The unions representing home care and support workers have joined forces with the association for New Zealanders over 50, launching a campaign to fix our country’s fragmented and failing home support system.
Members of the Public Service Association and E tū have this week begun holding nationwide meetings, and have as a first step launched an online petition that calls on politicians across the political spectrum to take action.
The campaign is called “They Deserve the Best”, and further actions will be announced in coming weeks depending on Covid restrictions and the response from politicians.
Home care and support is publicly funded by DHBs, the Ministry of Health and ACC, but provided by a web of for-profit companies and charitable NGOs.
The petition urges politicians to overhaul the home support system and commit to:
o Investing in home support services which enable high quality care and support for our most vulnerable, so people who need support services can continue to live with dignity in their own homes
o Decent jobs for home support workers. This means permanent regular shifts like other health workers have, hours and income which don’t fluctuate all the time, a proper wage for travel time, and genuine access to breaks so our jobs can be safe.
Donna Wealleans is a Tauranga-based support worker and PSA union delegate. Last week she was only offered two hours of work.
“I can’t explain what’s going on, but it’s clear the system doesn’t work. Our union negotiated a guaranteed hours agreement that means I’ll still get paid enough for last week to get by, but it doesn’t make any sense that I would get so few hours while other colleagues are given almost more than they can handle,” she says.
“It’s one example among many of how broken this system is. The only thing that keeps me coming back to this work is how much I care about my clients. They need support workers to help them keep living in their own homes, and that’s what keeps us going.”
Support workers have prepared a series of videos in which they share their experiences of the job and discuss what could be done to improve their lives, and those of their clients.
Napier’s Tamara Baddeley has been a support worker for about twenty years, but the E tū union member struggles to achieve work life balance with the demands of a difficult and undervalued profession.

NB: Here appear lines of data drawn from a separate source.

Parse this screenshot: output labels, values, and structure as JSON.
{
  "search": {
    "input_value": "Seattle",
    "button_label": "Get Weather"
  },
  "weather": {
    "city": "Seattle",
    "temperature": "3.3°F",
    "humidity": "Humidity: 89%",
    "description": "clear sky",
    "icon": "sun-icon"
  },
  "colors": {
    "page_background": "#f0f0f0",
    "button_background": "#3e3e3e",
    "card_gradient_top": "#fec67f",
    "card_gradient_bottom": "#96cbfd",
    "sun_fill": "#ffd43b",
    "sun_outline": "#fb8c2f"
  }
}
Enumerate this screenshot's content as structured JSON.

“It’s time for change, and frankly it’s long overdue. We are essential health workers and all we want is the respect and decent treatment that should go with that,” she says.
“All through lockdown support workers went house to house, often without the PPE we needed to keep us and our clients safe. We are sick and tired of being treated like we’re expendable, and it’s time for the government who funds our work to step up and fix the problems with it.”

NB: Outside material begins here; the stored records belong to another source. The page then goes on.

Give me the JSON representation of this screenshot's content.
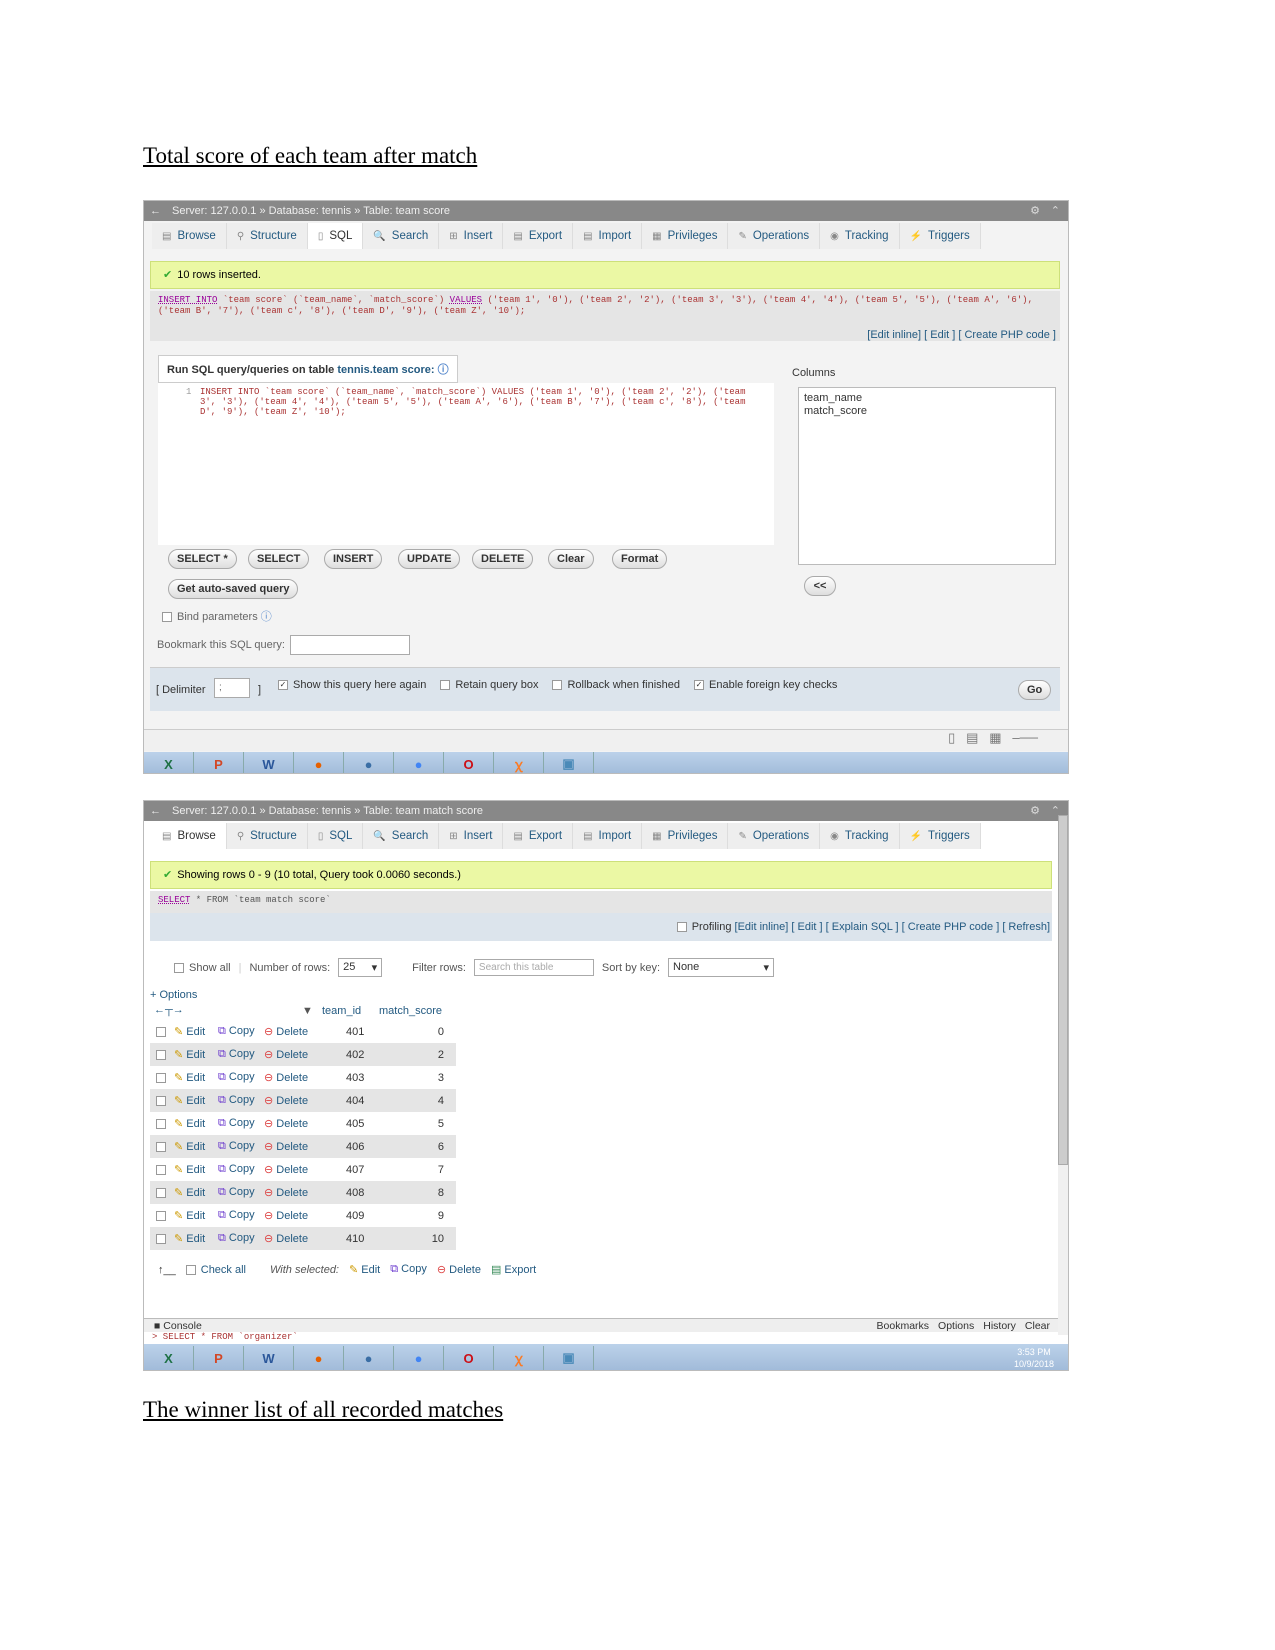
{
  "headings": [
    "Total score of each team after match",
    "The winner list of all recorded matches"
  ],
  "tabs": [
    {
      "label": "Browse",
      "icon": "browse-icon",
      "g": "▤"
    },
    {
      "label": "Structure",
      "icon": "structure-icon",
      "g": "⚲"
    },
    {
      "label": "SQL",
      "icon": "sql-icon",
      "g": "▯"
    },
    {
      "label": "Search",
      "icon": "search-icon",
      "g": "🔍"
    },
    {
      "label": "Insert",
      "icon": "insert-icon",
      "g": "⊞"
    },
    {
      "label": "Export",
      "icon": "export-icon",
      "g": "▤"
    },
    {
      "label": "Import",
      "icon": "import-icon",
      "g": "▤"
    },
    {
      "label": "Privileges",
      "icon": "privileges-icon",
      "g": "▦"
    },
    {
      "label": "Operations",
      "icon": "wrench-icon",
      "g": "✎"
    },
    {
      "label": "Tracking",
      "icon": "tracking-icon",
      "g": "◉"
    },
    {
      "label": "Triggers",
      "icon": "triggers-icon",
      "g": "⚡"
    }
  ],
  "shot1": {
    "breadcrumb": "Server: 127.0.0.1 » Database: tennis » Table: team score",
    "active_tab": "SQL",
    "success": "10 rows inserted.",
    "sql_kw1": "INSERT INTO",
    "sql_mid": " `team score` (`team_name`, `match_score`) ",
    "sql_kw2": "VALUES",
    "sql_rest": " ('team 1', '0'), ('team 2', '2'), ('team 3', '3'), ('team 4', '4'), ('team 5', '5'), ('team A', '6'), ('team B', '7'), ('team c', '8'), ('team D', '9'), ('team Z', '10');",
    "links": "[Edit inline] [ Edit ] [ Create PHP code ]",
    "run_label": "Run SQL query/queries on table ",
    "run_table": "tennis.team score:",
    "editor_line": "1",
    "editor_text": "INSERT INTO `team score` (`team_name`, `match_score`) VALUES ('team 1', '0'), ('team 2', '2'), ('team 3', '3'), ('team 4', '4'), ('team 5', '5'), ('team A', '6'), ('team B', '7'), ('team c', '8'), ('team D', '9'), ('team Z', '10');",
    "columns_label": "Columns",
    "columns": [
      "team_name",
      "match_score"
    ],
    "buttons": [
      "SELECT *",
      "SELECT",
      "INSERT",
      "UPDATE",
      "DELETE",
      "Clear",
      "Format"
    ],
    "autosave": "Get auto-saved query",
    "insert_col": "<<",
    "bind_params": "Bind parameters",
    "bookmark_label": "Bookmark this SQL query:",
    "delimiter_label": "[ Delimiter",
    "delimiter_value": ";",
    "delimiter_close": "]",
    "options": [
      {
        "label": "Show this query here again",
        "checked": true
      },
      {
        "label": "Retain query box",
        "checked": false
      },
      {
        "label": "Rollback when finished",
        "checked": false
      },
      {
        "label": "Enable foreign key checks",
        "checked": true
      }
    ],
    "go": "Go"
  },
  "shot2": {
    "breadcrumb": "Server: 127.0.0.1 » Database: tennis » Table: team match score",
    "active_tab": "Browse",
    "success": "Showing rows 0 - 9 (10 total, Query took 0.0060 seconds.)",
    "sql_kw": "SELECT",
    "sql_rest": " * FROM `team match score`",
    "profiling": "Profiling",
    "links": "[Edit inline] [ Edit ] [ Explain SQL ] [ Create PHP code ] [ Refresh]",
    "show_all": "Show all",
    "num_rows_label": "Number of rows:",
    "num_rows": "25",
    "filter_label": "Filter rows:",
    "filter_placeholder": "Search this table",
    "sort_label": "Sort by key:",
    "sort_value": "None",
    "options_link": "+ Options",
    "col_headers": [
      "team_id",
      "match_score"
    ],
    "row_actions": [
      "Edit",
      "Copy",
      "Delete"
    ],
    "rows": [
      [
        "401",
        "0"
      ],
      [
        "402",
        "2"
      ],
      [
        "403",
        "3"
      ],
      [
        "404",
        "4"
      ],
      [
        "405",
        "5"
      ],
      [
        "406",
        "6"
      ],
      [
        "407",
        "7"
      ],
      [
        "408",
        "8"
      ],
      [
        "409",
        "9"
      ],
      [
        "410",
        "10"
      ]
    ],
    "check_all": "Check all",
    "with_selected": "With selected:",
    "bulk": [
      "Edit",
      "Copy",
      "Delete",
      "Export"
    ],
    "console": "Console",
    "console_links": [
      "Bookmarks",
      "Options",
      "History",
      "Clear"
    ],
    "console_text": "> SELECT * FROM `organizer`",
    "clock_time": "3:53 PM",
    "clock_date": "10/9/2018"
  },
  "taskbar_apps": [
    {
      "name": "excel",
      "g": "X",
      "c": "#1e7145"
    },
    {
      "name": "powerpoint",
      "g": "P",
      "c": "#d24726"
    },
    {
      "name": "word",
      "g": "W",
      "c": "#2b579a"
    },
    {
      "name": "firefox",
      "g": "●",
      "c": "#e66000"
    },
    {
      "name": "thunderbird",
      "g": "●",
      "c": "#3a6ea5"
    },
    {
      "name": "chrome",
      "g": "●",
      "c": "#4285f4"
    },
    {
      "name": "opera",
      "g": "O",
      "c": "#cc0f16"
    },
    {
      "name": "xampp",
      "g": "ꭓ",
      "c": "#fb7a24"
    },
    {
      "name": "photos",
      "g": "▣",
      "c": "#4a8ab8"
    }
  ]
}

Roy Reid is President of Grey Power in his home turf of Golden Bay, and Treasurer of the national organisation.
A Queen’s Service Medal recipient, his concerns about New Zealand’s home support system are informed by conversations with the former support worker who for years visited his wife at home for an hour every week.
“The same problems can directly impact on both support workers and their clients, some of whom are Grey Power members. I know of support workers who had to leave the job because they can’t tolerate the hurdles, hassles and injustices any more, and when that happens a client can lose someone they’ve built a relationship with over many years,” he says.
“Our organisation is deeply worried by reports of home support clients having their hours cut. With some DHBs starting to propose significant overall budget cuts, we worry this could flow on to make life hard for the New Zealanders over 50 who rely on home support. It’s time to take a stand.”